HYDERABAD: It took a little boy to speak the truth about ‘the emperor’s new clothes.’ Any action against private unaided schools with regard to implementation of random selection of candidates can only be taken in case a complaint is lodged against them. Surprisingly, in a scenario where parents have been jostling for admissions for academic year 2012-13 since last year, a majority is perturbed by the system of lottery instead of written examinations or interviews.
The monitoring authority for the implementation of Right to Education Act in the country, National Commission for Protection of Child Rights (NCPCR) chairperson Dr Shanta Sinha regrets the non-implementation of the Act at the state level in letter and spirit and the fact that the schools cannot be brought to book till the practice is challenged. “There is no necessity for a separate government order to be issued with respect to admissions to schools based on a lottery system. It is the law and schools are expected to abide by it. However, where we lack is the enforcement of RTE. There have to be specific directions on enforcement of the rules laid down by the Act and a proposal elaborating on how to go about it,” said Dr. Shanta Sinha, winner of the 2003 Ramon Magsaysay award.
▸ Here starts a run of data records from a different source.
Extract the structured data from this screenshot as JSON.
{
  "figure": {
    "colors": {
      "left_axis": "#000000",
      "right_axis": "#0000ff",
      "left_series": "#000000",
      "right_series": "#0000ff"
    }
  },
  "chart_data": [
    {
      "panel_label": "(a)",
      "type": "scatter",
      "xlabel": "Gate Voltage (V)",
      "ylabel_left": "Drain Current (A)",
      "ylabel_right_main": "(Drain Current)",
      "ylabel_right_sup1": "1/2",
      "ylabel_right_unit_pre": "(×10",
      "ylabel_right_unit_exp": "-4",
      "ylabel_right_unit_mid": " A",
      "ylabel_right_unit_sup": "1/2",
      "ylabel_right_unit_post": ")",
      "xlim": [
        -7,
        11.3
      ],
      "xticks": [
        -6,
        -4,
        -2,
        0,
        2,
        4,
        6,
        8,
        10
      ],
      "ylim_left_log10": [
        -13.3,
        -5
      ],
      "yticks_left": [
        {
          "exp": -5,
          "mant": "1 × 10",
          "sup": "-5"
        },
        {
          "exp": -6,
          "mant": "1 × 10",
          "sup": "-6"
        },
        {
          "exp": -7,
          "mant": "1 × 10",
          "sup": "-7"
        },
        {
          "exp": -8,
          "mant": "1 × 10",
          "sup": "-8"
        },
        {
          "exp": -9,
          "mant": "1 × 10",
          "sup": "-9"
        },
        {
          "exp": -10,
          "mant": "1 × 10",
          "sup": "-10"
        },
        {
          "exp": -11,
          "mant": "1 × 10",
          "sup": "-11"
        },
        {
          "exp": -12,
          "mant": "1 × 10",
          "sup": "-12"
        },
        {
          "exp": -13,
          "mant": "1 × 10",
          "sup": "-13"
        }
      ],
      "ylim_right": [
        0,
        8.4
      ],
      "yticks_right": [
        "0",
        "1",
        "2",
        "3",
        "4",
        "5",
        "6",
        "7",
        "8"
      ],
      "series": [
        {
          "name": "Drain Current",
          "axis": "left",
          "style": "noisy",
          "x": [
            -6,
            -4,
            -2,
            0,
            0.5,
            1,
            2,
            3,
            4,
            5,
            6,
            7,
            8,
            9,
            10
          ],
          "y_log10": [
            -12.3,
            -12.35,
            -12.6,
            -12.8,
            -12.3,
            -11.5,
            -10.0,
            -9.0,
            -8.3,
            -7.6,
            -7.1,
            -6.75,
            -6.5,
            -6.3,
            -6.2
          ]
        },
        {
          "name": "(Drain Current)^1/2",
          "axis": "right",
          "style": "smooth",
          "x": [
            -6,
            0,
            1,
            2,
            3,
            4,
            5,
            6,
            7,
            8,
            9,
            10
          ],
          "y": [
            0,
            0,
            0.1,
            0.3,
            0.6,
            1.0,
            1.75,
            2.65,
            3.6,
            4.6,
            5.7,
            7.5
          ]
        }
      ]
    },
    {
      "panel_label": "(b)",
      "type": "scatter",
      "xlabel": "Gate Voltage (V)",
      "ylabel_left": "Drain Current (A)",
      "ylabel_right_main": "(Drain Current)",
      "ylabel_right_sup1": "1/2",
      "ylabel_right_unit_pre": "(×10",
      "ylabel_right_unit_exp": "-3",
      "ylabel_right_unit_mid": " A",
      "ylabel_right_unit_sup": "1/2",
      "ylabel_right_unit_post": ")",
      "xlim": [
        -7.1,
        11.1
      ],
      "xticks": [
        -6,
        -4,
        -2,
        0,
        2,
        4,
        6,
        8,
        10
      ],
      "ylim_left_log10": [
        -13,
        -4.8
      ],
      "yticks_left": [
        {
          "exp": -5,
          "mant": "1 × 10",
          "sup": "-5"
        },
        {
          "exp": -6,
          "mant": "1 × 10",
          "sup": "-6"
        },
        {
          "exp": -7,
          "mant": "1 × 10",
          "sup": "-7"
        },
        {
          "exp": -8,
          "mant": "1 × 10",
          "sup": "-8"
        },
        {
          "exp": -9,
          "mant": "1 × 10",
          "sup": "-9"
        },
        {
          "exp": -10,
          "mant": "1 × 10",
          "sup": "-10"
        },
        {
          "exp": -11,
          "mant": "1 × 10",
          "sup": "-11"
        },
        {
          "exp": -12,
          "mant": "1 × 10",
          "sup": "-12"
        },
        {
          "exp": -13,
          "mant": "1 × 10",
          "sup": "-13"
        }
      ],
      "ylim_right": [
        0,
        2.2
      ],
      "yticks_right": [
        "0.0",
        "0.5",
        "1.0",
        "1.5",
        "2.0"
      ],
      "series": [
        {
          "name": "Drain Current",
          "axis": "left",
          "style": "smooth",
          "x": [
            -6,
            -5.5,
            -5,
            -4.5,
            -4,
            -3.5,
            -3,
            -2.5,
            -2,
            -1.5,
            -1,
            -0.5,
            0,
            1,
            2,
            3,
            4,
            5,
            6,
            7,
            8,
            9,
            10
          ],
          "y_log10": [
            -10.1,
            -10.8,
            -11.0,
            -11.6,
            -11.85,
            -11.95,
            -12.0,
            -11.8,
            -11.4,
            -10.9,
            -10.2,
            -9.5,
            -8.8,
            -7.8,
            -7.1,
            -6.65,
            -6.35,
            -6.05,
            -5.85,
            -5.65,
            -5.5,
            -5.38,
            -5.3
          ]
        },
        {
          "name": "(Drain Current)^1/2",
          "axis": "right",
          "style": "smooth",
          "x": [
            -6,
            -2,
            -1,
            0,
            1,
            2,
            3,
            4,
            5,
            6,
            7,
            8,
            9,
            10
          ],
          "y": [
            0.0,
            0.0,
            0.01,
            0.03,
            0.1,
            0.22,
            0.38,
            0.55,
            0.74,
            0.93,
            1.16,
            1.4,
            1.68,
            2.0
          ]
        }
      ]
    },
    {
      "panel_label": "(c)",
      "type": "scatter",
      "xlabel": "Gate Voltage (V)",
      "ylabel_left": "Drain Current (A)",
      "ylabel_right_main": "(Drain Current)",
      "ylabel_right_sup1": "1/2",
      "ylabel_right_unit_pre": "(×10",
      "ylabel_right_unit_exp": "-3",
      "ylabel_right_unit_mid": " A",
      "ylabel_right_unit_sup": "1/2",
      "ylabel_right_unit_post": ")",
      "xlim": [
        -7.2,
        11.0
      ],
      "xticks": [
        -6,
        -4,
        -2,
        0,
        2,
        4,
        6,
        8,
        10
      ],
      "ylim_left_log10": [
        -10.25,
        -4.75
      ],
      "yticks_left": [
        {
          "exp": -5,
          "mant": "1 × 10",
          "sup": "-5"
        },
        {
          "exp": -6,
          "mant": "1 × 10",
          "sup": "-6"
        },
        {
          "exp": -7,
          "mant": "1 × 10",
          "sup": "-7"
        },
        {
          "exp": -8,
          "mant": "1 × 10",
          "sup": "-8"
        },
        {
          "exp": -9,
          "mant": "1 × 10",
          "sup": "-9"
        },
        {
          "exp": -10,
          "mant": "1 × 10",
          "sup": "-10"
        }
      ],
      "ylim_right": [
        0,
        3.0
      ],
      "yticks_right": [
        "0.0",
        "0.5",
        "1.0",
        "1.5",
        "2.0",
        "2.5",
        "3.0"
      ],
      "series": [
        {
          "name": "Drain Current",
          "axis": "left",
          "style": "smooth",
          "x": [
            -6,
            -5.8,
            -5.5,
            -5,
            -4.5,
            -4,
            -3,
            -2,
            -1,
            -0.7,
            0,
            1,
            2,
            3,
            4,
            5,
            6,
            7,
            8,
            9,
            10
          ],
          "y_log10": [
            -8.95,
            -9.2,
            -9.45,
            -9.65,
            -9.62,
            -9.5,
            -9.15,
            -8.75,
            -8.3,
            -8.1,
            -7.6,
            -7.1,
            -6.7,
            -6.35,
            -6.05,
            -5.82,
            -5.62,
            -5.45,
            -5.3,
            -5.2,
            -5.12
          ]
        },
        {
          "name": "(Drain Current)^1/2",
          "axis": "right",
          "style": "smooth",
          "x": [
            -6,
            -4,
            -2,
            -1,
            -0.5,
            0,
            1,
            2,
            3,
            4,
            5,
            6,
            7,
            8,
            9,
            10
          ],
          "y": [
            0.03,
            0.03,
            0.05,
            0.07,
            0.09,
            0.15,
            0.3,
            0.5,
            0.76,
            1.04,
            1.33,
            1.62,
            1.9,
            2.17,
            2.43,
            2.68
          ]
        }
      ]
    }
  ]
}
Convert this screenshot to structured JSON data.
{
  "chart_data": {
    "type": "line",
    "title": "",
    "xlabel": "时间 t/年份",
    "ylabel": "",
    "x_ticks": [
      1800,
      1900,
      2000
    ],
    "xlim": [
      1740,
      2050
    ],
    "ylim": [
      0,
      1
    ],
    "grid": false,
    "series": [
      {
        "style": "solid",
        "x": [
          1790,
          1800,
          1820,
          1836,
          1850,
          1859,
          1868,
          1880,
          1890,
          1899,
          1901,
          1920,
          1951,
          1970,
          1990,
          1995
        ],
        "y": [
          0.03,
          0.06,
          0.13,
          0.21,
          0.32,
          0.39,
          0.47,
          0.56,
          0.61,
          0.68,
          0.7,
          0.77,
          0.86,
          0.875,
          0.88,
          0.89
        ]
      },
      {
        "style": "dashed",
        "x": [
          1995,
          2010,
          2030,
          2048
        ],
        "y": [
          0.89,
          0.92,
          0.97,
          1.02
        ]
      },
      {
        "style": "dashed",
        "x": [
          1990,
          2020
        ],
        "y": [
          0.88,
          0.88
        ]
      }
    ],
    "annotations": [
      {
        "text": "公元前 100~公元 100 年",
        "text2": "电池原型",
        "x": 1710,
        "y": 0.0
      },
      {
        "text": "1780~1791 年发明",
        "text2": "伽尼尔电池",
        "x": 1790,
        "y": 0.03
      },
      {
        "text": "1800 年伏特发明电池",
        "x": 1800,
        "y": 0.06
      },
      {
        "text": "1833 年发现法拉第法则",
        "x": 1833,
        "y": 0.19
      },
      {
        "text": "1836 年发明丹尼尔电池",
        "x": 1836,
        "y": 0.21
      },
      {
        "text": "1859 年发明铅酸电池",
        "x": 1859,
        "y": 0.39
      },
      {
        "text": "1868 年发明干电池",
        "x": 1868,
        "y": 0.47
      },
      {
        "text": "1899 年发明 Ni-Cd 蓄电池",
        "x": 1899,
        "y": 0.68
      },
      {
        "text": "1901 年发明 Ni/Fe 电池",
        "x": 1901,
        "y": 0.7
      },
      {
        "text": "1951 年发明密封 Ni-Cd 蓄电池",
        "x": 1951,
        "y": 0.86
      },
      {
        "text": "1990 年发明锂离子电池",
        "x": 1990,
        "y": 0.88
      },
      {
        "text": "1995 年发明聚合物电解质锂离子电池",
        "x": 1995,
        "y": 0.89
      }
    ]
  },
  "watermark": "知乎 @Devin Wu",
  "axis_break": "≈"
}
The Rajkiya Pratibha Vikas Vidyalaya (RPVV) was taken to court by the NCPCR for violating the RTE and screening children for admissions. The Delhi High Court had barred the school from conducting entrance tests for kids. “But this level of intervention is not possible in each state. Further, we have made sure that none of the governemnt-aided schools conduct screening for admissions but we cannot bring to book a private unaided school till someone challenges the practice,” says the chairperson.
The parents however seem surprised at leaving the all-important admission to ‘luck’. “The lottery system of admissions some of the schools follow give me nightmares. How is it fair to the child who is better?” questions Sumithra Vijay, a parent who got admission for her daughter at a private school last year.
The government on its part says it will act if only someone complains. Despite the presence of state advisers to help the NCPCR monitor the implementation of RTE, none seems to be ready to bell the cat.